D’où cette question : l’État s’est-il finalement réveillé ? La concordance de ces affaires semble en effet donner du crédit à cette thèse. Mais rien ne laissait présager la simultanéité de ces révélations. Car la lutte contre la corruption est au point mort. La stratégie nationale lancée à cet effet en 2015 a été désactivée. La majorité au pouvoir a suspendu la réforme du Code pénal depuis plus deux ans et avec, l’article sur l’enrichissement illicite. De plus, l’instance en charge de la lutte contre la corruption demeure inactive.

Cette opération mains propres démontre qu’il n’est pas besoin de créer des instances dédiées, ou de toiletter le Code pénal, ou encore d’établir des codes de déontologie pour prendre le taureau de la corruption par les cornes.
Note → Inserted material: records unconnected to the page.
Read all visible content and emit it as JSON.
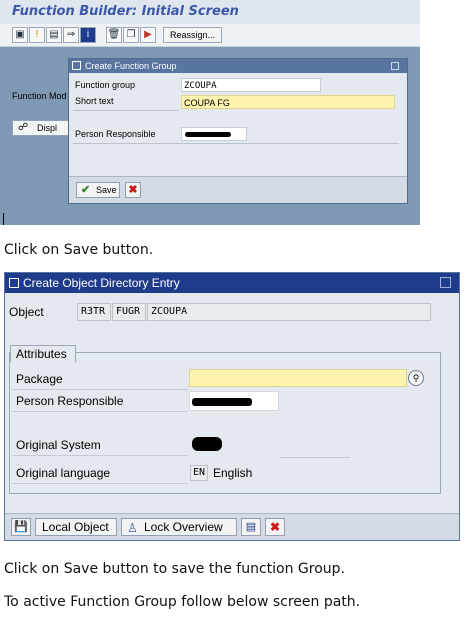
{
  "function_builder": {
    "title": "Function Builder: Initial Screen",
    "reassign_label": "Reassign...",
    "function_module_label": "Function Mod",
    "display_label": "Displ"
  },
  "create_function_group": {
    "title": "Create Function Group",
    "function_group_label": "Function group",
    "function_group_value": "ZCOUPA",
    "short_text_label": "Short text",
    "short_text_value": "COUPA FG",
    "person_responsible_label": "Person Responsible",
    "save_label": "Save"
  },
  "captions": {
    "step1": "Click on Save button.",
    "step2": "Click on Save button to save the function Group.",
    "step3": "To active Function Group follow below screen path."
  },
  "object_directory": {
    "title": "Create Object Directory Entry",
    "object_label": "Object",
    "object_values": [
      "R3TR",
      "FUGR",
      "ZCOUPA"
    ],
    "attributes_tab": "Attributes",
    "package_label": "Package",
    "package_value": "",
    "person_responsible_label": "Person Responsible",
    "original_system_label": "Original System",
    "original_language_label": "Original language",
    "language_code": "EN",
    "language_name": "English",
    "local_object_label": "Local Object",
    "lock_overview_label": "Lock Overview"
  },
  "colors": {
    "dialog_title_bar": "#1f3c8c",
    "required_field": "#fff3b0",
    "sap_background": "#7f98b3"
  }
}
Le maître-mot dans cette bataille n’est autre que la volonté des autorités. Or, si cette volonté s’est affirmée avec autant d’ardeur ces dernières semaines, c’est qu’une motivation sérieuse doit être au rendez-vous. Tout porte à croire que l’activisme soudain des autorités s’expliquerait par l’ampleur des malversations actuelles, devenues quasi ingérables.

Autrefois, le Makhzen avait pour coutume de fermer les yeux sur des faits de corruption aussi longtemps qu’ils demeuraient contenus. C’était une manière pour “l’Empire”, comme le désigne Mohamed Tozy dans son livre Tisser le temps politique, d’opérer une redistribution parallèle des ressources. Cette tolérance a tendance à disparaître avec l’émergence de l’Etat-nation.

Dès lors que les autorités estiment qu’un embryon d’État dans l’État est en train de se former, elles sévissent

Réda Dalil

Néanmoins, l’État reste conscient qu’il ne peut satisfaire les attentes de l’ensemble de la population. Fermer les yeux sur de menus actes de corruption rendus possibles par la délivrance d’autorisations, de dérogations et de marchés, participe à éviter de bloquer la machine économique, sans doute même à consolider la paix sociale. Le problème est que ces agissements occultes ont tendance à créer, avec le temps, des allégeances. Ils ont tendance à faire système. Dès lors que les autorités estiment qu’un embryon d’État dans l’État est en train de se former, elles sévissent.

Cette logique n’est pas sans rappeler celle des Harka du XIXe siècle, qui voyaient l’administration centrale lancer des expéditions punitives contre des tribus refusant de payer l’impôt. Avec les sommes extraites du narcotrafic, les tentacules de l’organisation Escobar menaçaient de déstabiliser le système en place, voire, à terme, de l’évincer. Il fallait donc réagir au plus vite pour éviter d’avoir à livrer bataille, plus tard, contre une pieuvre trop puissante pour être enrayée.

À cela s’ajoute le contexte tendu des finances publiques. Nul n’ignore que le Maroc fait face aux plus grandes échéances de dépenses et d’investissements de son histoire. Entre les aides sociales, les chantiers structurels et surtout le Mondial 2030, l’État a besoin de chaque dirham qu’il est en mesure de collecter. La saisie des patrimoines des corrompus est apte à générer une manne non négligeable. Pour donner un ordre de grandeur, selon Jeune Afrique, le gel des avoirs de Abdenbi Bioui a révélé un patrimoine de plusieurs milliards de dirhams.

Les citoyens sont satisfaits d’assister à la chute de réseaux criminels impliquant des noms de puissants

Réda Dalil

L’opération mains propres aurait donc aussi pour objectif de rapatrier ces ressources vers les caisses de l’État. Enfin, la contre-attaque des autorités sert à rassurer l’opinion publique. Les citoyens sont satisfaits d’assister à la chute de réseaux criminels impliquant des noms de puissants. Cela redonne confiance en le principe d’égalité de tous devant la justice et en son appareil sécuritaire. Deux objectifs directs et un objectif indirect sont donc à l’œuvre : rétablir l’équilibre des pouvoirs en faveur de l’état en dégonflant un système mafieux devenu débordant, puiser dans le patrimoine des trafiquants pour atténuer la pression sur le Trésor public et, in fine, montrer aux populations que l’état n’est pas impuissant devant le fléau du crime et de la corruption. Hat-trick.